BACKGROUND:
Since the first reported human infection with an avian-origin influenza A (H7N9) virus in China in early 2013, there have been recurrent outbreaks of the virus in the country. Previous studies have shown that meteorological factors are associated with the risk of human infection with the virus; however, their possible nonlinear and lagged effects were not commonly taken into account.
METHOD:
To quantify the effect of meteorological factors on the risk of human H7N9 infection, daily laboratory-confirmed cases of human H7N9 infection and meteorological factors including total rainfall, average wind speed, average temperature, average relative humidity, and sunshine duration of the 11 sub-provincial/prefecture cities in Zhejiang during the first four outbreaks (13 March 2013-30 June 2016) were analyzed.
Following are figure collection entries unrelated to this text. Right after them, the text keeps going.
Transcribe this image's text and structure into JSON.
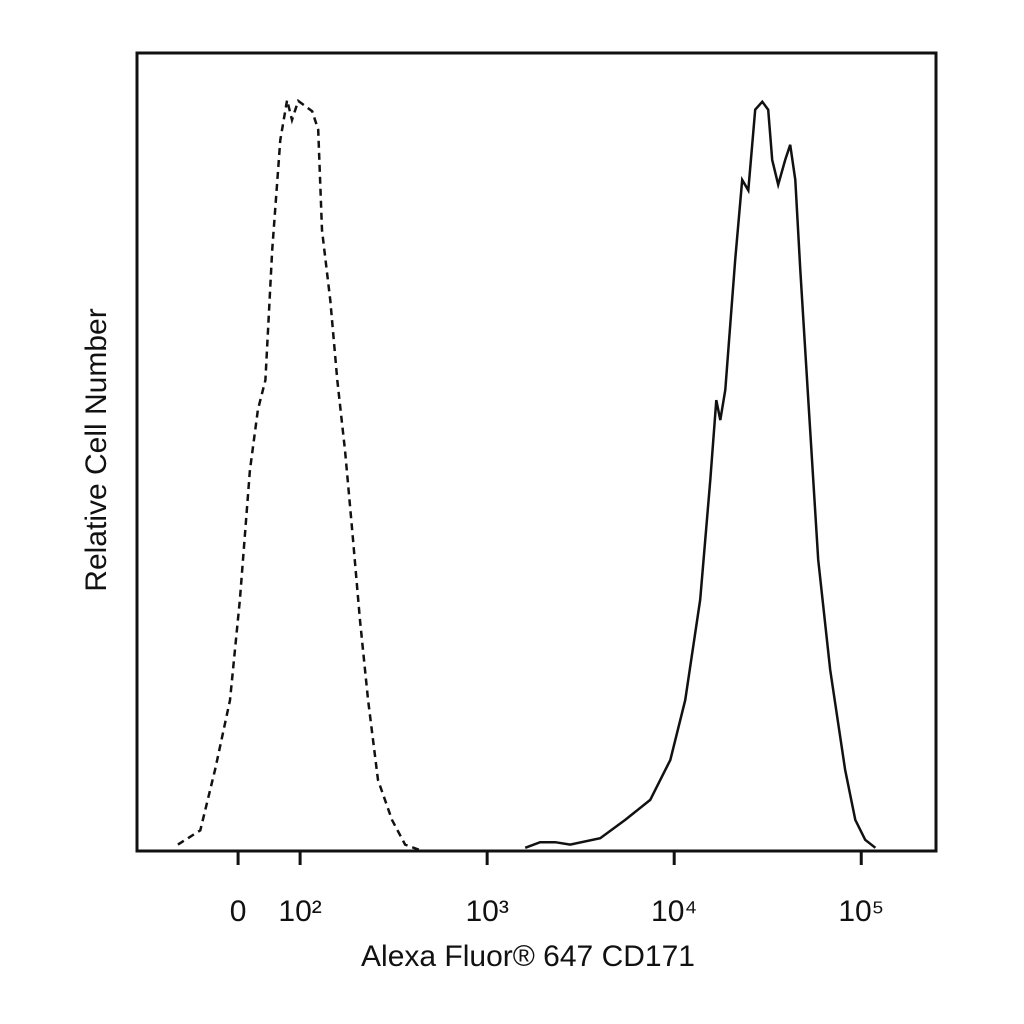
{
  "chart_data": {
    "type": "histogram-overlay",
    "x_label": "Alexa Fluor® 647 CD171",
    "y_label": "Relative Cell Number",
    "xscale": "biexponential",
    "xlim": [
      -163,
      251000
    ],
    "ylim": [
      0,
      100
    ],
    "xticks": [
      {
        "value": 0,
        "label": "0"
      },
      {
        "value": 100,
        "label": "10²"
      },
      {
        "value": 1000,
        "label": "10³"
      },
      {
        "value": 10000,
        "label": "10⁴"
      },
      {
        "value": 100000,
        "label": "10⁵"
      }
    ],
    "series": [
      {
        "color": "#111111",
        "style": "dashed",
        "x": [
          -97,
          -61,
          -37,
          -13,
          3,
          19,
          32,
          44,
          55,
          68,
          79,
          87,
          97,
          106,
          116,
          125,
          131,
          145,
          158,
          174,
          190,
          209,
          231,
          261,
          310,
          364,
          438
        ],
        "values": [
          0.8,
          2.6,
          10.2,
          18.9,
          31.5,
          47.7,
          55.3,
          59,
          75.3,
          89.1,
          94.1,
          91.6,
          94,
          93.4,
          92.7,
          90.4,
          77.8,
          69,
          59,
          50.1,
          40.2,
          28.9,
          18.9,
          8.9,
          3.9,
          0.8,
          0.1
        ]
      },
      {
        "color": "#111111",
        "style": "solid",
        "x": [
          1597,
          1920,
          2310,
          2780,
          4020,
          5470,
          7440,
          9530,
          11450,
          13770,
          15600,
          16790,
          17630,
          18750,
          21200,
          23100,
          24900,
          27100,
          29600,
          31800,
          33400,
          36000,
          39200,
          41700,
          44400,
          47200,
          52100,
          58900,
          68200,
          82000,
          92900,
          105000,
          119000
        ],
        "values": [
          0.4,
          1.1,
          1.1,
          0.8,
          1.6,
          3.9,
          6.4,
          11.4,
          18.9,
          31.5,
          46.5,
          56.5,
          54,
          57.8,
          74.1,
          84.1,
          82.8,
          92.9,
          93.9,
          92.9,
          86.6,
          83.5,
          86.6,
          88.5,
          84.1,
          72.8,
          56.5,
          36.5,
          22.7,
          10.2,
          3.9,
          1.4,
          0.4
        ]
      }
    ]
  }
}
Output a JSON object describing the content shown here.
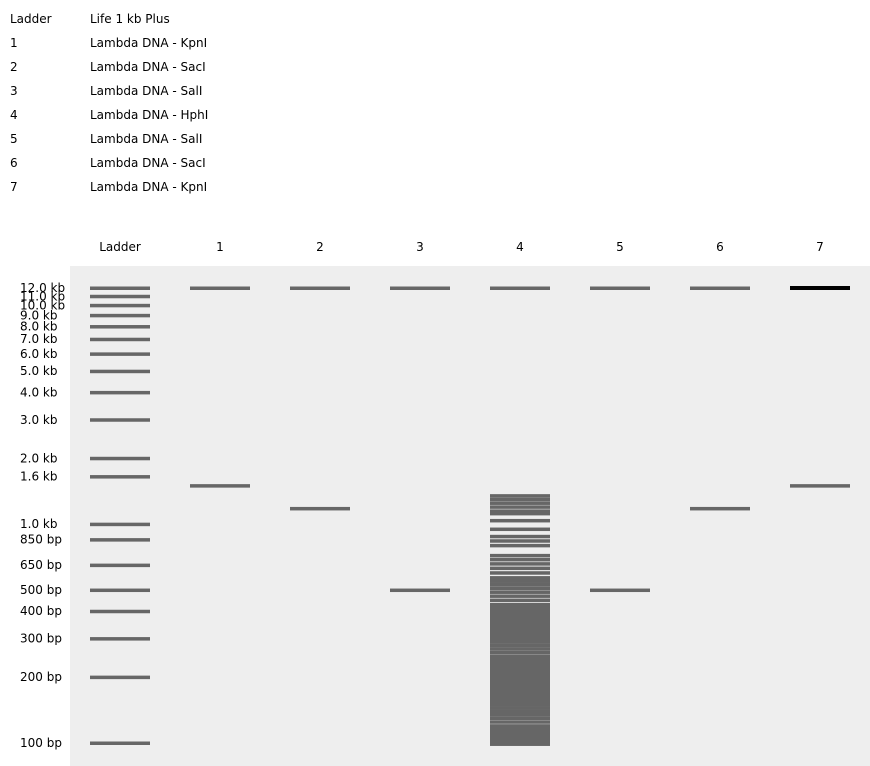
{
  "lane_table": [
    {
      "id": "Ladder",
      "desc": "Life 1 kb Plus"
    },
    {
      "id": "1",
      "desc": "Lambda DNA - KpnI"
    },
    {
      "id": "2",
      "desc": "Lambda DNA - SacI"
    },
    {
      "id": "3",
      "desc": "Lambda DNA - SalI"
    },
    {
      "id": "4",
      "desc": "Lambda DNA - HphI"
    },
    {
      "id": "5",
      "desc": "Lambda DNA - SalI"
    },
    {
      "id": "6",
      "desc": "Lambda DNA - SacI"
    },
    {
      "id": "7",
      "desc": "Lambda DNA - KpnI"
    }
  ],
  "colors": {
    "gel_background": "#eeeeee",
    "band": "#666666",
    "band_strong": "#000000"
  },
  "chart_data": {
    "type": "gel",
    "y_scale": "log",
    "y_range_bp": [
      100,
      12000
    ],
    "lanes": [
      "Ladder",
      "1",
      "2",
      "3",
      "4",
      "5",
      "6",
      "7"
    ],
    "ladder": [
      {
        "bp": 12000,
        "label": "12.0 kb"
      },
      {
        "bp": 11000,
        "label": "11.0 kb"
      },
      {
        "bp": 10000,
        "label": "10.0 kb"
      },
      {
        "bp": 9000,
        "label": "9.0 kb"
      },
      {
        "bp": 8000,
        "label": "8.0 kb"
      },
      {
        "bp": 7000,
        "label": "7.0 kb"
      },
      {
        "bp": 6000,
        "label": "6.0 kb"
      },
      {
        "bp": 5000,
        "label": "5.0 kb"
      },
      {
        "bp": 4000,
        "label": "4.0 kb"
      },
      {
        "bp": 3000,
        "label": "3.0 kb"
      },
      {
        "bp": 2000,
        "label": "2.0 kb"
      },
      {
        "bp": 1650,
        "label": "1.6 kb"
      },
      {
        "bp": 1000,
        "label": "1.0 kb"
      },
      {
        "bp": 850,
        "label": "850 bp"
      },
      {
        "bp": 650,
        "label": "650 bp"
      },
      {
        "bp": 500,
        "label": "500 bp"
      },
      {
        "bp": 400,
        "label": "400 bp"
      },
      {
        "bp": 300,
        "label": "300 bp"
      },
      {
        "bp": 200,
        "label": "200 bp"
      },
      {
        "bp": 100,
        "label": "100 bp"
      }
    ],
    "samples": [
      {
        "lane": "1",
        "bands": [
          {
            "bp": 12000
          },
          {
            "bp": 1500
          }
        ]
      },
      {
        "lane": "2",
        "bands": [
          {
            "bp": 12000
          },
          {
            "bp": 1180
          }
        ]
      },
      {
        "lane": "3",
        "bands": [
          {
            "bp": 12000
          },
          {
            "bp": 500
          }
        ]
      },
      {
        "lane": "4",
        "bands": [
          {
            "bp": 12000
          },
          {
            "bp": 1350
          },
          {
            "bp": 1300
          },
          {
            "bp": 1250
          },
          {
            "bp": 1200
          },
          {
            "bp": 1150
          },
          {
            "bp": 1120
          },
          {
            "bp": 1040
          },
          {
            "bp": 950
          },
          {
            "bp": 880
          },
          {
            "bp": 840
          },
          {
            "bp": 800
          },
          {
            "bp": 720
          },
          {
            "bp": 690
          },
          {
            "bp": 660
          },
          {
            "bp": 630
          },
          {
            "bp": 600
          },
          {
            "bp": 570
          },
          {
            "bp": 550
          },
          {
            "bp": 530
          },
          {
            "bp": 510
          },
          {
            "bp": 490
          },
          {
            "bp": 470
          },
          {
            "bp": 450
          },
          {
            "bp": 430
          },
          {
            "bp": 420
          },
          {
            "bp": 410
          },
          {
            "bp": 400
          },
          {
            "bp": 390
          },
          {
            "bp": 380
          },
          {
            "bp": 370
          },
          {
            "bp": 360
          },
          {
            "bp": 350
          },
          {
            "bp": 340
          },
          {
            "bp": 330
          },
          {
            "bp": 320
          },
          {
            "bp": 310
          },
          {
            "bp": 300
          },
          {
            "bp": 290
          },
          {
            "bp": 280
          },
          {
            "bp": 270
          },
          {
            "bp": 260
          },
          {
            "bp": 250
          },
          {
            "bp": 245
          },
          {
            "bp": 240
          },
          {
            "bp": 235
          },
          {
            "bp": 230
          },
          {
            "bp": 225
          },
          {
            "bp": 220
          },
          {
            "bp": 215
          },
          {
            "bp": 210
          },
          {
            "bp": 205
          },
          {
            "bp": 200
          },
          {
            "bp": 195
          },
          {
            "bp": 190
          },
          {
            "bp": 185
          },
          {
            "bp": 180
          },
          {
            "bp": 175
          },
          {
            "bp": 170
          },
          {
            "bp": 165
          },
          {
            "bp": 160
          },
          {
            "bp": 155
          },
          {
            "bp": 150
          },
          {
            "bp": 145
          },
          {
            "bp": 140
          },
          {
            "bp": 135
          },
          {
            "bp": 130
          },
          {
            "bp": 125
          },
          {
            "bp": 120
          },
          {
            "bp": 117
          },
          {
            "bp": 114
          },
          {
            "bp": 111
          },
          {
            "bp": 108
          },
          {
            "bp": 105
          },
          {
            "bp": 102
          },
          {
            "bp": 99
          }
        ]
      },
      {
        "lane": "5",
        "bands": [
          {
            "bp": 12000
          },
          {
            "bp": 500
          }
        ]
      },
      {
        "lane": "6",
        "bands": [
          {
            "bp": 12000
          },
          {
            "bp": 1180
          }
        ]
      },
      {
        "lane": "7",
        "bands": [
          {
            "bp": 12000,
            "intensity": "strong"
          },
          {
            "bp": 1500
          }
        ]
      }
    ]
  }
}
Separate models were built for the 6 sub-provincial/prefecture cities with the greatest number of reported cases using a combination of logistic generalized additive model and distributed lag nonlinear models, which were then pooled by a multivariate meta-regression model to determine their overall effects.
RESULTS:
According to the meta-regression model, for rainfall, the log adjusted overall cumulative odds ratio was statistically significant when log of rainfall was >4.0, peaked at 5.3 with a value of 12.42 (95% confidence intervals (CI): [3.23, 21.62]). On the other hand, when wind speed was 2.1-3.0?m/s or 6.3-7.1?m/s, the log adjusted overall cumulative odds ratio was statistically significant, peaked at 7.1?m/s with a value of 6.75 (95% CI: [0.03, 13.47]). There were signs of nonlinearity and lag effects in their associations with the risk of infection.
CONCLUSION:
As rainfall and wind speed were found to be associated with the risk of human H7N9 infection, weather conditions should be taken into account when it comes to disease surveillance, allowing prompt actions when an outbreak takes place.